Keeping the agent inside the loop without losing control

Two guardrails make all of this safe.

  1. Own the spec at the boundary. The acceptance, integration, and e2e tests that express what you actually want should be human-authored and effectively read-only to the agent, any change flagged for your review. Below that line, let the agent write and rewrite its own unit tests freely as scaffolding. This is double-loop TDD, your failing acceptance test is the outer loop, the agent's own micro red-green-refactor is the inner one.

    1. Initially I will go as deep as reviewing the unit tests as well, till you have confidence and enough context and what can fall into unit tests for your use-case, and include it in the agent instructions.
  2. Second, invert your review priority.

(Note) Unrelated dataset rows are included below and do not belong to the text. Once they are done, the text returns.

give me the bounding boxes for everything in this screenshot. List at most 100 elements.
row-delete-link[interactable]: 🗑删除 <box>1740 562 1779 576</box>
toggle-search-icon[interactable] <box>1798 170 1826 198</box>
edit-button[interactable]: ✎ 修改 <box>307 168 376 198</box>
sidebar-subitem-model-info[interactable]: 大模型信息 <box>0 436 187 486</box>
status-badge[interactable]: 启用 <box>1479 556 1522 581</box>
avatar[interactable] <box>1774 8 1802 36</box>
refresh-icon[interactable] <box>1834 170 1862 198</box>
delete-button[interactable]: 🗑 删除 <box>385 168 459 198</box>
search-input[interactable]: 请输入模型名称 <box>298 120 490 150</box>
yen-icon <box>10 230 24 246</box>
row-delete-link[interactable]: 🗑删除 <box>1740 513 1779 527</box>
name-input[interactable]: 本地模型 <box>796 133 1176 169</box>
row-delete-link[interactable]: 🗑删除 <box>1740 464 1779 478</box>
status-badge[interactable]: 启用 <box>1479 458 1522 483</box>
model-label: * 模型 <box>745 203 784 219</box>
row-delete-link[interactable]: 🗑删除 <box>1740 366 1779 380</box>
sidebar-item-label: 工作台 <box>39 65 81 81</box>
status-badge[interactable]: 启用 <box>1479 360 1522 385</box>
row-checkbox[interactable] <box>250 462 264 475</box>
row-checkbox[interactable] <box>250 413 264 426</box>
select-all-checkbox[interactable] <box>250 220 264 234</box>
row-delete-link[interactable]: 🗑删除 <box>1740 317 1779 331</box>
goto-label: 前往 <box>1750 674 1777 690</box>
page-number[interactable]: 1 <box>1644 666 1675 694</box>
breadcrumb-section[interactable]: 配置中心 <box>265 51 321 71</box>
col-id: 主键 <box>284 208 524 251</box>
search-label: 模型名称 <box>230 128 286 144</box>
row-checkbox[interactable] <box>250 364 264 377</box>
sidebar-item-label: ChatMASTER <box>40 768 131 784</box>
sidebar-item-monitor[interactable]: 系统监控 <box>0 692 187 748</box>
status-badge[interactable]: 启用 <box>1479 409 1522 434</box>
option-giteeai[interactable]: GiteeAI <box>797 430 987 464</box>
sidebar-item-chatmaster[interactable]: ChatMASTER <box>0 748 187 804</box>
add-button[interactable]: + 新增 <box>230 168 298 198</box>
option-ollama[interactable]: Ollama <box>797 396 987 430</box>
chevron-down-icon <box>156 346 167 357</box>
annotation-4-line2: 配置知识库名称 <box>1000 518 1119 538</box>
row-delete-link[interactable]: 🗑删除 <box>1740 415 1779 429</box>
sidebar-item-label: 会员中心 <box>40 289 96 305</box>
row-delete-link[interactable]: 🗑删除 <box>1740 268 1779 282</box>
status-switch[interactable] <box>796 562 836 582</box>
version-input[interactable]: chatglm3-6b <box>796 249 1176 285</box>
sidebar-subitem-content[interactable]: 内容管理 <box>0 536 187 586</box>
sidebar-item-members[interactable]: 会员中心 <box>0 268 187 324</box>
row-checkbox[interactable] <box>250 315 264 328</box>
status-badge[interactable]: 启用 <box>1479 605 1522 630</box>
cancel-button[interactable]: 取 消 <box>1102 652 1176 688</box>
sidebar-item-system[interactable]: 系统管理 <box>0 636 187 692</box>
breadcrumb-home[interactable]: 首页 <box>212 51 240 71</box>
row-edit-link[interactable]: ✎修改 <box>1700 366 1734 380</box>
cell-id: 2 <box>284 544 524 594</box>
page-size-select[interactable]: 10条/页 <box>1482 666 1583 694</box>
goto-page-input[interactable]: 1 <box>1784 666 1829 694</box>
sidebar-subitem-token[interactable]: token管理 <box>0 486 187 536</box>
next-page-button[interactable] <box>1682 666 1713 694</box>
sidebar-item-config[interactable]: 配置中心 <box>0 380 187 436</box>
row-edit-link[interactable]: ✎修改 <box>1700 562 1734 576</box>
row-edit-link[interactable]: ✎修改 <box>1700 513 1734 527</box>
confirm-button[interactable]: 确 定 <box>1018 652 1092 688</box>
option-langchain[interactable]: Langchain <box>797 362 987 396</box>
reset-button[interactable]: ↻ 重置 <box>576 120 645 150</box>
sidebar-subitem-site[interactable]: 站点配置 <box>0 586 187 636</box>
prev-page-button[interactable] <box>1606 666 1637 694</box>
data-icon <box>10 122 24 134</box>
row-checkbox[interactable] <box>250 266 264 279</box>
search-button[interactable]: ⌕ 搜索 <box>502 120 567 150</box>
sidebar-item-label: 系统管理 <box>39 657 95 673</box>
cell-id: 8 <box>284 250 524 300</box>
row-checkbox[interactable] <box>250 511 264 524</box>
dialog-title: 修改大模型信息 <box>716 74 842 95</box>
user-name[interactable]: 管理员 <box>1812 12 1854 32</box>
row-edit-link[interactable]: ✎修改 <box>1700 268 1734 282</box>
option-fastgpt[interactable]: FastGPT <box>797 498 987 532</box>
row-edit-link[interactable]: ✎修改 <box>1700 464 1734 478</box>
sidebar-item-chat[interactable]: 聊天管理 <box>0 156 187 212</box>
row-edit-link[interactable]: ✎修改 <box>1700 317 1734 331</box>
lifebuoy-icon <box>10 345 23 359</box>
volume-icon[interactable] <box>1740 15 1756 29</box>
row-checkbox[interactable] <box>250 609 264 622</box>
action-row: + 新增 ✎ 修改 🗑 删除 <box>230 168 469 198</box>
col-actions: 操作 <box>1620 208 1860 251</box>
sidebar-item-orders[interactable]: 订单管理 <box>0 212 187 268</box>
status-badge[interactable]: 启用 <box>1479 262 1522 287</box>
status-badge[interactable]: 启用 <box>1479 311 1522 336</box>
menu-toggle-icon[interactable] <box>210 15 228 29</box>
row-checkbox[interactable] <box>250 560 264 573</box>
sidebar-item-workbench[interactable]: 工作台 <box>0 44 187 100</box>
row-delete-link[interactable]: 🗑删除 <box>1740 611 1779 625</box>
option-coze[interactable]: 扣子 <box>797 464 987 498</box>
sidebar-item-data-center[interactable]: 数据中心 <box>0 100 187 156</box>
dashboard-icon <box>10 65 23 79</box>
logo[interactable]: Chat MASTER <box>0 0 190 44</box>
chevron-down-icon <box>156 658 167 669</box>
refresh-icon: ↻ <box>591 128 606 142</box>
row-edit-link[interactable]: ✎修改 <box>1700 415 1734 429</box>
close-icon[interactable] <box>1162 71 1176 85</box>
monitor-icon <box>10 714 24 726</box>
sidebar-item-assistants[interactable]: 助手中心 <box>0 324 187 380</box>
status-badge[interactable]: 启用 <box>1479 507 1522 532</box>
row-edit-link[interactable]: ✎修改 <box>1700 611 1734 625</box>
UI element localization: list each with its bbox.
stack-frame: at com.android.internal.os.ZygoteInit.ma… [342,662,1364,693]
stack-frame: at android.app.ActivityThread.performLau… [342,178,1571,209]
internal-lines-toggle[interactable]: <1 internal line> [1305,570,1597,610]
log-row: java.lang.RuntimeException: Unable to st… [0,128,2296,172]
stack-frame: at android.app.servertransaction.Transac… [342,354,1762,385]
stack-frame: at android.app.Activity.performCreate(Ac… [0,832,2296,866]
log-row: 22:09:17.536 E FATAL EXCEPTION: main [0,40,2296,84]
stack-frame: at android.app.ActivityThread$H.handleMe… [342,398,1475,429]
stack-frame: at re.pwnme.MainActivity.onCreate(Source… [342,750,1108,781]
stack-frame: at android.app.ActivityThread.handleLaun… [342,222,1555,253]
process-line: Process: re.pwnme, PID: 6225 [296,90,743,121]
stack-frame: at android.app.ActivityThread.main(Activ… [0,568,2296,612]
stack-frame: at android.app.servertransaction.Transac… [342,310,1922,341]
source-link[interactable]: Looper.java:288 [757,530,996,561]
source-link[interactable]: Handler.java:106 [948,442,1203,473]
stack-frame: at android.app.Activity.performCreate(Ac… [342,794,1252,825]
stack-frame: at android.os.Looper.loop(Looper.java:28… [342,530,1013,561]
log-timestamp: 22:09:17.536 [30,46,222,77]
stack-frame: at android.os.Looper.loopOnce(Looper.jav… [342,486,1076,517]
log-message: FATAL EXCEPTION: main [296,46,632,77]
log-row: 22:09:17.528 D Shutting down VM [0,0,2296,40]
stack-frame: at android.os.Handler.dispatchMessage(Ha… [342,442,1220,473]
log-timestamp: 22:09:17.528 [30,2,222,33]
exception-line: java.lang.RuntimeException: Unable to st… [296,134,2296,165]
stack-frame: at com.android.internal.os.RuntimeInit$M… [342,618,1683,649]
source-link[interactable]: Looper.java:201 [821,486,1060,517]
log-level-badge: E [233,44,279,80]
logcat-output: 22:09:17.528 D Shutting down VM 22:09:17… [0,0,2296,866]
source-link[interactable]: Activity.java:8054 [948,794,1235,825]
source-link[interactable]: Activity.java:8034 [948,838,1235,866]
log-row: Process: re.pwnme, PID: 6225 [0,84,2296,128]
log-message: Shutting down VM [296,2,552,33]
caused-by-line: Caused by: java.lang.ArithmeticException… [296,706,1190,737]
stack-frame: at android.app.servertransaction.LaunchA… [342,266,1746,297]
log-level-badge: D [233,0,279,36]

With humans, you scrutinize the code and skim the tests. With agents, scrutinize the tests.

The bottom line

Beck handed us the inner loop: the design discipline, the unit cycle, and the small insistence that a test fail before it passes, which turns out to be the exact thing that keeps an agent honest. What the book leaves out are the outer loops, and those are precisely what agentic development needs most. integration and contract tests for confidence in the system, and the acceptance-test-as-spec that lets you drop an agent into the cycle without ceding control of what "correct" means.

For humans, TDD was a way to design well. For agents, it's the gate that makes the work trustworthy at all.